One of the existing problems is the movement of people into forested and dryland rural areas, complicating forest and fire management issues, Bachelet said. Changes in land use regulations to address this problem, more tolerance of natural fire in dry forests, and more aggressive management of forest fuel loads would all change the equation for future forest and rangeland fire risks, she said.

And where properly used and controlled, Bachelet said, fire should also be looked at as an ally - it can be a key player in reducing fuel loads and restoring forest health.

Meanwhile, researchers are continuing their work to fine-tune the computer models upon which many of these scenarios are based.

One interesting observation that has just come to light is a clear signal of recent "fire suppression" efforts and a suggestion that nature may ultimately have its way despite any human efforts.

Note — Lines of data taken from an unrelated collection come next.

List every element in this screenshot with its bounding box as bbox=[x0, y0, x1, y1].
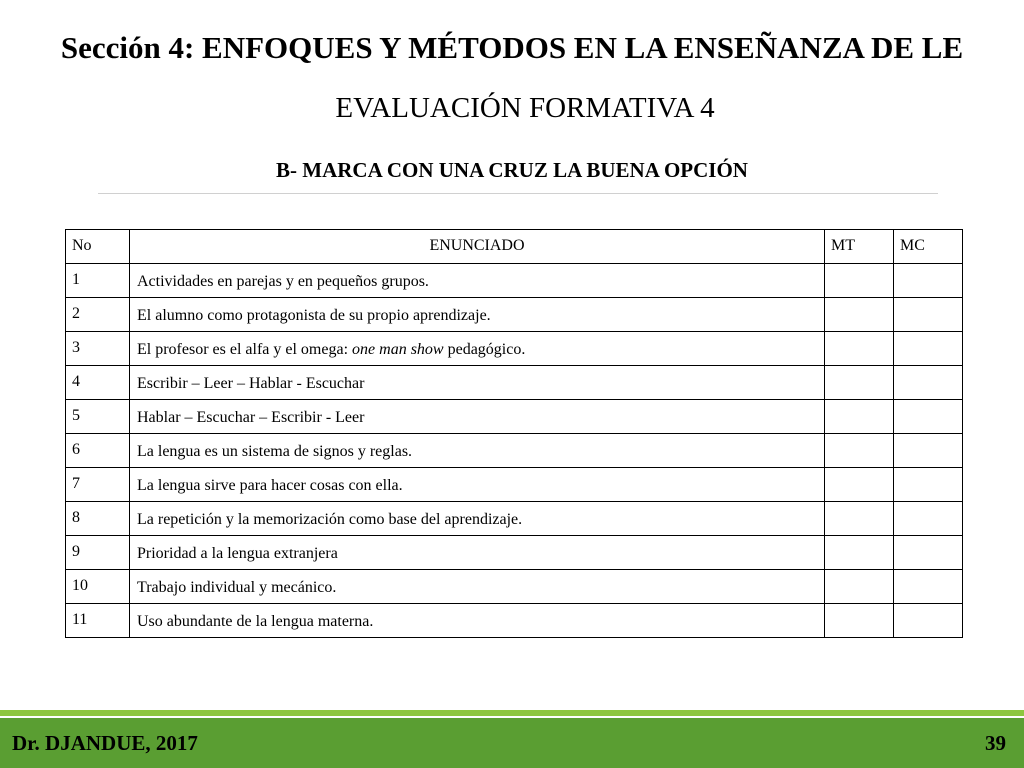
row-number: 3 bbox=[66, 332, 130, 366]
mt-checkbox-cell[interactable] bbox=[825, 264, 894, 298]
statement-cell bbox=[130, 434, 825, 468]
quiz-table bbox=[65, 229, 963, 638]
statement-pre: La repetición y la memorización como base del aprendizaje. bbox=[137, 511, 523, 528]
statement-pre: El profesor es el alfa y el omega: bbox=[137, 341, 353, 358]
mt-checkbox-cell[interactable] bbox=[825, 468, 894, 502]
mc-checkbox-cell[interactable] bbox=[894, 298, 963, 332]
table-header-row bbox=[66, 230, 963, 264]
mc-checkbox-cell[interactable] bbox=[894, 366, 963, 400]
table-row bbox=[66, 264, 963, 298]
mt-checkbox-cell[interactable] bbox=[825, 298, 894, 332]
mc-checkbox-cell[interactable] bbox=[894, 604, 963, 638]
mc-checkbox-cell[interactable] bbox=[894, 536, 963, 570]
mc-checkbox-cell[interactable] bbox=[894, 434, 963, 468]
row-number: 5 bbox=[66, 400, 130, 434]
mt-checkbox-cell[interactable] bbox=[825, 570, 894, 604]
mt-checkbox-cell[interactable] bbox=[825, 604, 894, 638]
table-row bbox=[66, 604, 963, 638]
mc-checkbox-cell[interactable] bbox=[894, 570, 963, 604]
row-number: 1 bbox=[66, 264, 130, 298]
table-row bbox=[66, 502, 963, 536]
row-number: 8 bbox=[66, 502, 130, 536]
instruction-heading: B- MARCA CON UNA CRUZ LA BUENA OPCIÓN bbox=[276, 158, 748, 182]
page-number: 39 bbox=[985, 731, 1006, 755]
statement-cell bbox=[130, 468, 825, 502]
statement-pre: El alumno como protagonista de su propio aprendizaje. bbox=[137, 307, 491, 324]
table-row bbox=[66, 536, 963, 570]
statement-pre: Prioridad a la lengua extranjera bbox=[137, 545, 338, 562]
table-row bbox=[66, 570, 963, 604]
row-number: 7 bbox=[66, 468, 130, 502]
table-row bbox=[66, 434, 963, 468]
column-header-mt: MT bbox=[825, 230, 894, 264]
mt-checkbox-cell[interactable] bbox=[825, 434, 894, 468]
statement-cell bbox=[130, 332, 825, 366]
statement-pre: Actividades en parejas y en pequeños grupos. bbox=[137, 273, 429, 290]
page-subtitle: EVALUACIÓN FORMATIVA 4 bbox=[335, 92, 715, 124]
divider bbox=[98, 193, 938, 194]
mc-checkbox-cell[interactable] bbox=[894, 502, 963, 536]
statement-pre: Trabajo individual y mecánico. bbox=[137, 579, 337, 596]
statement-cell bbox=[130, 536, 825, 570]
statement-pre: La lengua sirve para hacer cosas con ella. bbox=[137, 477, 403, 494]
table-row bbox=[66, 298, 963, 332]
row-number: 9 bbox=[66, 536, 130, 570]
statement-pre: La lengua es un sistema de signos y reglas. bbox=[137, 443, 413, 460]
statement-cell bbox=[130, 400, 825, 434]
footer-author: Dr. DJANDUE, 2017 bbox=[12, 731, 198, 755]
mc-checkbox-cell[interactable] bbox=[894, 400, 963, 434]
mt-checkbox-cell[interactable] bbox=[825, 536, 894, 570]
row-number: 4 bbox=[66, 366, 130, 400]
mt-checkbox-cell[interactable] bbox=[825, 400, 894, 434]
statement-cell bbox=[130, 604, 825, 638]
page-title: Sección 4: ENFOQUES Y MÉTODOS EN LA ENSEÑANZA DE LE bbox=[60, 30, 964, 65]
row-number: 11 bbox=[66, 604, 130, 638]
statement-pre: Escribir – Leer – Hablar - Escuchar bbox=[137, 375, 365, 392]
statement-pre: Uso abundante de la lengua materna. bbox=[137, 613, 374, 630]
statement-cell bbox=[130, 570, 825, 604]
mc-checkbox-cell[interactable] bbox=[894, 468, 963, 502]
column-header-mc: MC bbox=[894, 230, 963, 264]
table-row bbox=[66, 332, 963, 366]
statement-cell bbox=[130, 502, 825, 536]
row-number: 6 bbox=[66, 434, 130, 468]
mc-checkbox-cell[interactable] bbox=[894, 264, 963, 298]
statement-cell bbox=[130, 366, 825, 400]
statement-cell bbox=[130, 264, 825, 298]
table-row bbox=[66, 400, 963, 434]
mc-checkbox-cell[interactable] bbox=[894, 332, 963, 366]
statement-cell bbox=[130, 298, 825, 332]
column-header-enunciado: ENUNCIADO bbox=[130, 230, 825, 264]
statement-post: pedagógico. bbox=[443, 341, 526, 358]
statement-pre: Hablar – Escuchar – Escribir - Leer bbox=[137, 409, 365, 426]
table-row bbox=[66, 366, 963, 400]
mt-checkbox-cell[interactable] bbox=[825, 332, 894, 366]
row-number: 2 bbox=[66, 298, 130, 332]
table-row bbox=[66, 468, 963, 502]
row-number: 10 bbox=[66, 570, 130, 604]
mt-checkbox-cell[interactable] bbox=[825, 366, 894, 400]
footer-stripe bbox=[0, 710, 1024, 716]
column-header-no: No bbox=[66, 230, 130, 264]
statement-em: one man show bbox=[352, 341, 444, 358]
mt-checkbox-cell[interactable] bbox=[825, 502, 894, 536]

Some models have correlated climate predictions with fire trends as far back as the late 1800s. They are remarkably accurate in "predicting" which years had the worst fire seasons. But in recent decades, the amount of acres that burned were often less than the model predicted should have burned - unbeknown to the computer, the natural fires were being extinguished by human fire suppression activities.

In just the last few years, however, the rate of increase in acres burned in the U.S. significantly exceeded the rate the computer predicted.

"An obvious thing these models may be telling us is that you can put out fires for a while and suppress them below the natural amount they would have burned," Neilson said. "But then the fuel loads build up so high that you have fires far more catastrophic than you would have had under natural conditions, and there's almost nothing you can do to put them out."

Ultimately, Neilson said, the computer models should incorporate human activities, such as past fire suppression, fuel loads, or changes in land management approaches.

"There no doubt will be variables we'll need to re-examine and changes that will need to be made as we improve this process of climate prediction and its ecological effects," Neilson said. "But from a land management perspective, one thing that seems pretty clear is we will have to manage for a changing ecosystem, not for the status quo.

"Barring significant changes, the future of the American West appears to be one that is hotter, wetter and includes a lot of fire."